The privacy cost is real. Zero server-side storage is a genuine architectural commitment, not a marketing claim. It means no cross-device sync by default, no backup recovery if the user clears browser storage, no aggregate analysis across users for research purposes. Every wellness app that collects server-side data can offer features that Somnia structurally cannot. The question is whether the privacy guarantee is worth the capability loss. For dream journals specifically, the answer may be yes: contextual integrity theory argues that privacy violations are determined not by the information itself but by whether its flow matches the norms of the context in which it was generated [5]. Dream content generated in the intimate context of sleep has strong contextual norms against corporate surveillance. An ephemeral AI interaction that processes the content transiently may be the only appropriate information flow.
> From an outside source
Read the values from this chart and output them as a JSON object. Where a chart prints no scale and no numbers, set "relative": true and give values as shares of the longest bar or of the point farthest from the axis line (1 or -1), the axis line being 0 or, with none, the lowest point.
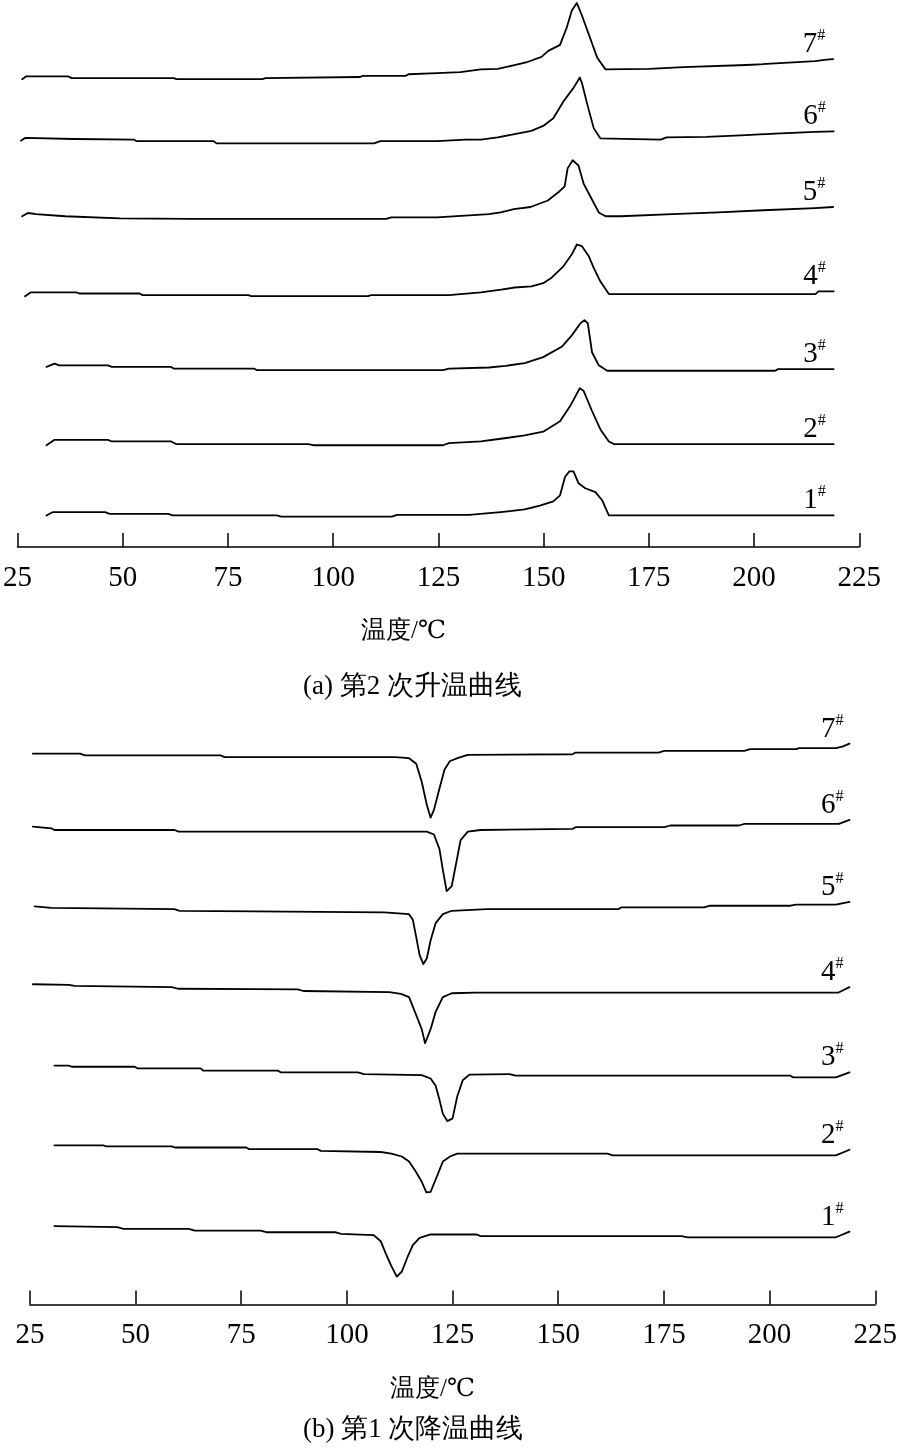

A safety floor, not a ceiling. The hardcoded crisis detection layer catches explicit language and misses everything else. Indirect ideation, metaphorical distress, and culturally specific expressions of crisis are invisible to twenty-eight pattern-matched phrases. The layer is not a crisis detection system in any clinical sense. It is a safety floor: a guarantee that the most explicit signals will never be missed, regardless of what happens to the AI above it. The gap between this floor and clinically adequate crisis detection is the space where ML classifiers, clinical consultation, and human oversight operate. The argument is not that hardcoded detection is sufficient, but that it should be the foundation that other layers build upon.

The hardcoded layer is not a crisis detection system. It is a guarantee. Twenty-eight phrases, context negation, zero dependencies. Everything above it can fail, and this floor still holds. That structural independence is the point.

Multiple research angles. Somnia.ai is designed as a research instrument as much as a product. The RAG-enhanced dream analysis pipeline and the privacy-preserving wellness architecture each examine a different tension in the system: between AI capability and retrieval quality, and between privacy constraints and feature capability. Whether these tensions can be resolved or only managed is the open question that connects the work.

References

  1. Mozilla Foundation. (2024). Calm vs. Headspace: Which is best for your privacy & security? Privacy Not Included.
  2. Kellett, P. (1999). A filter to generate pink (1/f) noise. First-order IIR filter approximation.
  3. Martorell, A. J., Paulson, A. L., Suk, H.-J., Abdurrob, F., Drummond, G. T., Guan, W., … & Tsai, L.-H. (2019). Multi-sensory gamma stimulation ameliorates Alzheimer’s-associated pathology and improves cognition. Cell, 177(2), 256–271.
  4. Chan, D., Suk, H.-J., Jackson, B. L., Milman, N. P., Stark, D., Klerman, E. B., … & Bhatt, S. (2022). Gamma frequency sensory stimulation in mild probable Alzheimer’s dementia patients. PLoS ONE, 17(12), e0278412.
  5. Nissenbaum, H. (2004). Privacy as contextual integrity. Washington Law Review, 79(1), 119–157.
  6. Lewis, P. A., & Durrant, S. J. (2011). Overlapping memory replay during sleep builds cognitive schemata. Trends in Cognitive Sciences, 15(8), 343–351.
  7. Smith, J. O. (2007). Physical Audio Signal Processing. W3K Publishing.